If relationships are found among quantities \(\tilde{\phi}(t)\), then the same relations hold with \(\tilde{\phi} \rightarrow \hat{\phi} \) and \(\partial{()}/\partial{t} \rightarrow j \omega \), because the time dependence \(exp(j \omega t)\) is a particular case of the more general form \(\tilde{\phi}(t)\).

Averages of Periodic Functions

An identity often used to evaluate temporal or spatial averages of complex-amplitude expressions is

\[ \Bigg \langle Re \tilde{A} e^{-jkz} Re \tilde{B} e^{-jkz} \Bigg \rangle_z = \frac{1}{2} Re \tilde{A} \tilde{B}^{*} \label{14} \]

where \(\langle \rangle_z\) signifies an average over the length \(2 \pi/k\) and it is assumed that \(k\) is real. This relation follows by letting

\[ Re \tilde{A} e^{-jkz} Re \tilde{B} e^{-jkz} = \frac{1}{2} \Bigg[ \tilde{A} e^{-jkz} + \tilde{A}^{*} e^{jkz} \Bigg] \frac{1}{2} \Bigg[ \tilde{B} e^{-jkz} + \tilde{B}^{*} e^{jkz} \Bigg] \label{15} \]

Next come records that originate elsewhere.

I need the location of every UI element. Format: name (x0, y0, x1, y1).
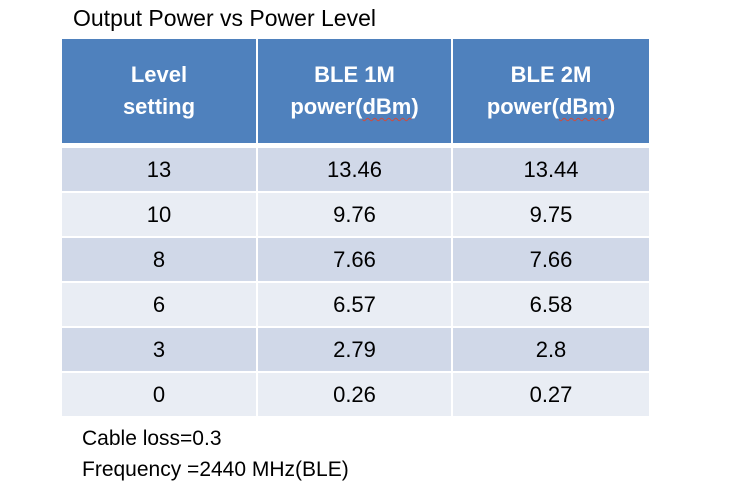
cell-ble-2m: 0.27 (452, 372, 649, 418)
cell-ble-1m: 6.57 (257, 282, 453, 328)
header-ble-1m-power: BLE 1M power(dBm) (257, 39, 453, 148)
cell-ble-1m: 2.79 (257, 327, 453, 373)
cable-loss-note: Cable loss=0.3 (82, 427, 222, 450)
table-row: 10 9.76 9.75 (62, 192, 649, 238)
table-row: 0 0.26 0.27 (62, 372, 649, 418)
cell-ble-1m: 0.26 (257, 372, 453, 418)
power-table: Level setting BLE 1M power(dBm) BLE 2M p… (62, 39, 649, 418)
table-row: 3 2.79 2.8 (62, 327, 649, 373)
cell-ble-2m: 7.66 (452, 237, 649, 283)
cell-ble-2m: 9.75 (452, 192, 649, 238)
table-row: 13 13.46 13.44 (62, 145, 649, 193)
cell-level: 10 (62, 192, 258, 238)
header-level-setting: Level setting (62, 39, 258, 148)
notes: Cable loss=0.3 Frequency =2440 MHz(BLE) (82, 423, 349, 485)
spellcheck-underline: dBm (558, 94, 608, 119)
cell-level: 13 (62, 145, 258, 193)
cell-level: 3 (62, 327, 258, 373)
cell-ble-1m: 9.76 (257, 192, 453, 238)
spellcheck-underline: dBm (362, 94, 412, 119)
cell-ble-2m: 6.58 (452, 282, 649, 328)
frequency-note: Frequency =2440 MHz(BLE) (82, 458, 349, 481)
cell-level: 8 (62, 237, 258, 283)
page-title: Output Power vs Power Level (73, 5, 376, 31)
table-row: 8 7.66 7.66 (62, 237, 649, 283)
cell-ble-1m: 13.46 (257, 145, 453, 193)
cell-ble-2m: 13.44 (452, 145, 649, 193)
cell-level: 0 (62, 372, 258, 418)
cell-ble-2m: 2.8 (452, 327, 649, 373)
table-header-row: Level setting BLE 1M power(dBm) BLE 2M p… (62, 39, 649, 148)
cell-ble-1m: 7.66 (257, 237, 453, 283)
header-ble-2m-power: BLE 2M power(dBm) (452, 39, 649, 148)
table-row: 6 6.57 6.58 (62, 282, 649, 328)
cell-level: 6 (62, 282, 258, 328)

and multiplying out the right-hand side to obtain

\[ \frac{1}{4} \Bigg[ \tilde{A} \tilde{B} e^{-2jkz} + \tilde{A}^{*} \tilde{B}^{*} e^{2jkz} \Bigg] + \frac{1}{4} \Bigg[\tilde{A} \tilde{B}^{*} + \tilde{A}^{*} \tilde{B} \Bigg] \label{16} \]

The first term is a linear combination of \(cos(2kz)\) and \(sin(2kz)\) and hen e averages to zero. The second term is constant and identical to the right-hand side of Equation \ref{14}.

A similar theorem simplifies evaluation of the average of two periodic functions expressed in the form of Equation \ref{7}:

\[ \begin{align} \Bigg \langle AB \Bigg \rangle_z &= \Bigg \langle \sum_{n=-\infty}^{+\infty} \tilde{A}_n (t) e^{-jk_n z} \quad \sum_{m=-\infty}^{+\infty} \tilde{B}_m (t) e^{-jk_m z} \Bigg \rangle_z \nonumber \\ &= \sum_{n=-\infty}^{+\infty} \tilde{A}_n \tilde{B}_{-n} = \sum_{n=-\infty}^{+\infty} \tilde{A}_n \tilde{B}_{n}^{*} \nonumber \end{align} \label{17} \]

Of course, either the complex amplitude theorem of Equation \ref{14} or the Fourier amplitude theorem of Equation \ref{17} applies to time averages with \(kz \rightarrow -\omega t\).